Blog

Beklenen Misafir: Yeşil Kuğu*

“İklim değişikliği, bilinenin aksine sadece seller, fırtınalar, kuraklık gibi çevresel riskler barındırmıyor. Finansal sektör üzerine yaratacağı riskler de oldukça korkutucu.”

2020 yılının başında, daha önce adını duymadığımız ancak tüm dünyanın ortak düşmanı ilan edilen COVID-19 virüsü ile tanıştık. Virüsün yüksek yayılma hızı ve sınır tanımazlığı, virüs ile mücadelede uluslararası koordinasyonun gerekliliğini ve önemini ortaya koyuyor. Ancak virüsün neden olduğu ekonomik yıkıntı, ülkelerin kendi başlarına altından kalkmaları gereken ciddi bir sorun. Zaten kısa bir süre içinde ülkeler de ekonomik destek paketlerini ve kurtarma planlarını açıklayarak, kendi imkan ve vizyonları doğrultusunda bu ortak düşmanın yarattığı etkilerle başa çıkmaya çalıştılar.
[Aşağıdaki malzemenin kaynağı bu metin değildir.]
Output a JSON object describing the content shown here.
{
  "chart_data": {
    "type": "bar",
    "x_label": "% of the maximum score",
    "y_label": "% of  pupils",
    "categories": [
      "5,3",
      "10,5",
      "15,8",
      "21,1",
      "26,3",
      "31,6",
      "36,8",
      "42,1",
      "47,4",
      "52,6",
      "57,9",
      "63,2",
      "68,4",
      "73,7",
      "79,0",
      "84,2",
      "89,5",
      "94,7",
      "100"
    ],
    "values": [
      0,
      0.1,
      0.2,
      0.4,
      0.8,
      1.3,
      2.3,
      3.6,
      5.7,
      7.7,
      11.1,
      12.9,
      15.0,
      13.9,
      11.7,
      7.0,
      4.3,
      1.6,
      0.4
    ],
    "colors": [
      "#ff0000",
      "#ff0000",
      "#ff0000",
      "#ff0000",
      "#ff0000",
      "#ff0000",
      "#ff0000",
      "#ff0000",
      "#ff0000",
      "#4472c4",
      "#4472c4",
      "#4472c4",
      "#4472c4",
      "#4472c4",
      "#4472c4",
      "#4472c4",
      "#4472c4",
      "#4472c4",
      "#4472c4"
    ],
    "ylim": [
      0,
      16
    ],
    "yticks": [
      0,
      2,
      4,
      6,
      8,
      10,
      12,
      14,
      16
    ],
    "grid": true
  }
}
Ancak “küresel pandemi resesyonu” literatürde yerini almaya başladı bile. Gelişi COVID-19 kadar sessiz ve ani olmayan, etkisini her geçen gün daha çok hissettiğimiz bir ortak düşman daha var: iklim değişikliği. Virüs örneğinde olduğu gibi iklim değişikliği de dünyanın ortak sorunu ve yaratacağı ekonomik hasarla başa çıkmak, çoğunlukla ülkelerin kendi sorumluluğunda.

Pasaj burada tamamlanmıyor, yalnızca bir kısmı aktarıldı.